İbibik kuşu ile ilgili bir diğer hikâyeye göre de ibibik kuşu yeni bir gelindir. Güzelliğini görmek, daha da güzelleşmek için sık sık aynanın karşısına geçer, kendisini seyreder. Yine bir gün aynanın karşısına geçip dalgın dalgın saçlarını tararken kapı açılır, içeriye kayınpederi girer. Bir an geleni farkedemeyen gelin saçlarını taramaya devam eder. Tabi bu arada kayınpederi de gelinini saçlarını görür. Gelin bu duruma çok üzülür, içi içini yemeye başlar:
"Kayınbabam beni başı açık gördü; aman Yarabbi, ben bundan sonra O’nun yüzüne nasıl bakarım?" Gelinin bu samimi utanması karşısında Allah onu ibibik kuşu haline getirir. Kuşun başındaki kepezi de saçını tararken başında kalan tarağıdır...
ANDUR veya ANGUT KUŞLARI
Gelin-kaynana anlaşmazlığı üzerinde çok laf edilen konulardan biridir. Her şeyi tatlıya bağlayan masal ve hikâyelerde de böyle çatışmalara rastlarız. Aşağıdaki efsanede böyle bir gelin-kaynana çatışmasının nasıl acı sonla bittiği anlatılmaktadı;
Vaktiyle kadının biri oğluna güzel bir gelin alır. Gelinin huyu da kendi gibi güzeldir. Böyle bir gelinle geçinmeye ne var demeyin. Kaynana birazcık geçimsizdir, gelinine etmediğini bırakmaz. Gül yüzlü, melek huylu gelin bu huysuzluklara bir dayanır, üç dayanır, beş dayanır, sonunda dayanamaz hale gelir. Bir gün Allah'a yalvarır ve kendisinin bu durumdan kurtarılmasını niyaz eder:
"Yarabbi, beni öyle bir kuş yap ki kaynanam beni hep ansın, hiç unutmasın!" Gelinin dileği kabul olur ve kuş olup uçar. Uçarken de; "An, an" der durur.
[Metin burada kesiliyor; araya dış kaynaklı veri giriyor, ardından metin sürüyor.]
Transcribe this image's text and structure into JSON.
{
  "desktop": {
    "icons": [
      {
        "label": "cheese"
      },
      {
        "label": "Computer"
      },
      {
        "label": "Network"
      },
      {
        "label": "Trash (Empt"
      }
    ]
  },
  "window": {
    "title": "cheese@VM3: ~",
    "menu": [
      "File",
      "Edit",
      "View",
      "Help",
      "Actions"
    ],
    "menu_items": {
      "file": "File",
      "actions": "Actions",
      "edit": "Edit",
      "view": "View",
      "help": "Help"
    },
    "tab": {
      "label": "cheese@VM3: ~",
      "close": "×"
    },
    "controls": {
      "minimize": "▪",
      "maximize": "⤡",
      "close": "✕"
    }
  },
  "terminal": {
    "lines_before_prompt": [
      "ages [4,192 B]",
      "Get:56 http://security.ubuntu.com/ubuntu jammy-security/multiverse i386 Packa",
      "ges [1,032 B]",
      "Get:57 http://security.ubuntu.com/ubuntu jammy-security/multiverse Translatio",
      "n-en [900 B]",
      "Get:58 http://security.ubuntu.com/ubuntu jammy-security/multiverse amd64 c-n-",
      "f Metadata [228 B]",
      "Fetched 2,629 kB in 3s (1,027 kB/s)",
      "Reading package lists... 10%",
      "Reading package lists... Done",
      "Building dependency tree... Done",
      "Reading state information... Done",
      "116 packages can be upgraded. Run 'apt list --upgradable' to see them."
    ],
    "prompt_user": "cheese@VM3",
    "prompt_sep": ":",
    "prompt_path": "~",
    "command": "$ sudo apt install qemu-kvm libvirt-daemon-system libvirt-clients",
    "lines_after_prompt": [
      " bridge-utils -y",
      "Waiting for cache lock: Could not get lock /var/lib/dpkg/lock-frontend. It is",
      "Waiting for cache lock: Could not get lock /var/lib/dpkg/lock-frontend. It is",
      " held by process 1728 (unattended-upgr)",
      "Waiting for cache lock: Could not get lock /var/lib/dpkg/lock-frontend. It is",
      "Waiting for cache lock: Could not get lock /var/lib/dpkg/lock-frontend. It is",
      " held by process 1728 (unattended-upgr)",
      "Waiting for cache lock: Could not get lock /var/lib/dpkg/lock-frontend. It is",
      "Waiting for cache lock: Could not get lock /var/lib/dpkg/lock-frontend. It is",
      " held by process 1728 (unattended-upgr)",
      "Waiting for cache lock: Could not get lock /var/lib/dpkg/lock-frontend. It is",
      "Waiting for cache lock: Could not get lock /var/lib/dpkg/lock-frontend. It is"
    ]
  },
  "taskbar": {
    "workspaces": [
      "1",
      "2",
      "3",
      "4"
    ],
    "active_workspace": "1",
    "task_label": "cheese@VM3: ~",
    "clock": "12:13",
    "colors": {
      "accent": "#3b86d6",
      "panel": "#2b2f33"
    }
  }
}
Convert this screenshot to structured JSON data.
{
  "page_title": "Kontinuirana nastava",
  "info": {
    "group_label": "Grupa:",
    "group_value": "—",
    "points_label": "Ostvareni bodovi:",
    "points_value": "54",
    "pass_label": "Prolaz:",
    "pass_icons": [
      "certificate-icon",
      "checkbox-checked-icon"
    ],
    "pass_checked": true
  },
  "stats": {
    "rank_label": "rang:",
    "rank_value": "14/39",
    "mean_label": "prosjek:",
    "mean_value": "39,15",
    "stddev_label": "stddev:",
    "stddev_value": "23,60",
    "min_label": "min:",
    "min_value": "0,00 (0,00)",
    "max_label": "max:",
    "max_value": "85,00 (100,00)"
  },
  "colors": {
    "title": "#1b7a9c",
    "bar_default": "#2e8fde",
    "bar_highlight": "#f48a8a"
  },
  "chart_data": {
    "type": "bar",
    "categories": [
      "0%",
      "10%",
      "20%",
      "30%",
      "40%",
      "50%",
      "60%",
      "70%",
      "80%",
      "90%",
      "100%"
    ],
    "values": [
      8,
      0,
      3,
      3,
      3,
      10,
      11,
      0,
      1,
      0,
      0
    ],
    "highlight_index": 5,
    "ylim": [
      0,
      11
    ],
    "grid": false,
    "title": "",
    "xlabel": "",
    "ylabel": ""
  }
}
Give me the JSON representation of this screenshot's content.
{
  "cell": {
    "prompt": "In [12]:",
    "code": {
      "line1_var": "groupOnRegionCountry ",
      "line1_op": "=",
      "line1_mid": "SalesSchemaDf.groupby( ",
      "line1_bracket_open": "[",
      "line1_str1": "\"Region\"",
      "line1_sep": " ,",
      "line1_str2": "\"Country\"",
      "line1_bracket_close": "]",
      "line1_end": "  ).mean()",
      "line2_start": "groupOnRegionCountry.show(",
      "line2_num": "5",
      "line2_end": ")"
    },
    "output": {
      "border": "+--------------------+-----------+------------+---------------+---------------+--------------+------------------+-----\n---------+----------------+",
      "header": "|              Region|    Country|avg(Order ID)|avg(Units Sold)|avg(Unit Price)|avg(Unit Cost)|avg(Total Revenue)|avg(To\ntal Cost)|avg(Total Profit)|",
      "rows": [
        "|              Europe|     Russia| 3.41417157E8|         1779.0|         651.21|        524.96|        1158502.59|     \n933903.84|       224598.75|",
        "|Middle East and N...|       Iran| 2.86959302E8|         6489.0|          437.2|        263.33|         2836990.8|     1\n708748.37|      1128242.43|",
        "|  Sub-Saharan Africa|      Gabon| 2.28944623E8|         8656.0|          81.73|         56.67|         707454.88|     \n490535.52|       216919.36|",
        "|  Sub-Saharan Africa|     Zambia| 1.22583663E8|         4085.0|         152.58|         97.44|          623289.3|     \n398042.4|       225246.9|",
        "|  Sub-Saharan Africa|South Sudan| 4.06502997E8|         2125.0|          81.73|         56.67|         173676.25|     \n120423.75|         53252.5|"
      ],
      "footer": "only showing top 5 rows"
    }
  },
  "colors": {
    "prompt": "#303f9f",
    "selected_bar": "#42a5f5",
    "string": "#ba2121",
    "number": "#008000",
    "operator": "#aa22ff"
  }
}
İyi kalpli, güzel huylu gelinin gidişine dayanamayan kaynana da dua eder, O da bir kuş olur. Bu kuş da, gelinini yakalayabilmek için daima "Dur, dur" diye ötmeye başlar. Kaynana o günden beri böyle öterek gelinini ararmış. İşte bu yüzden arka arkaya öterek biri diğerini takip eden kuşlara Andur Kuşları denilirmiş. Bu kuşlar bazen Angırt veya Angut diye de anılır.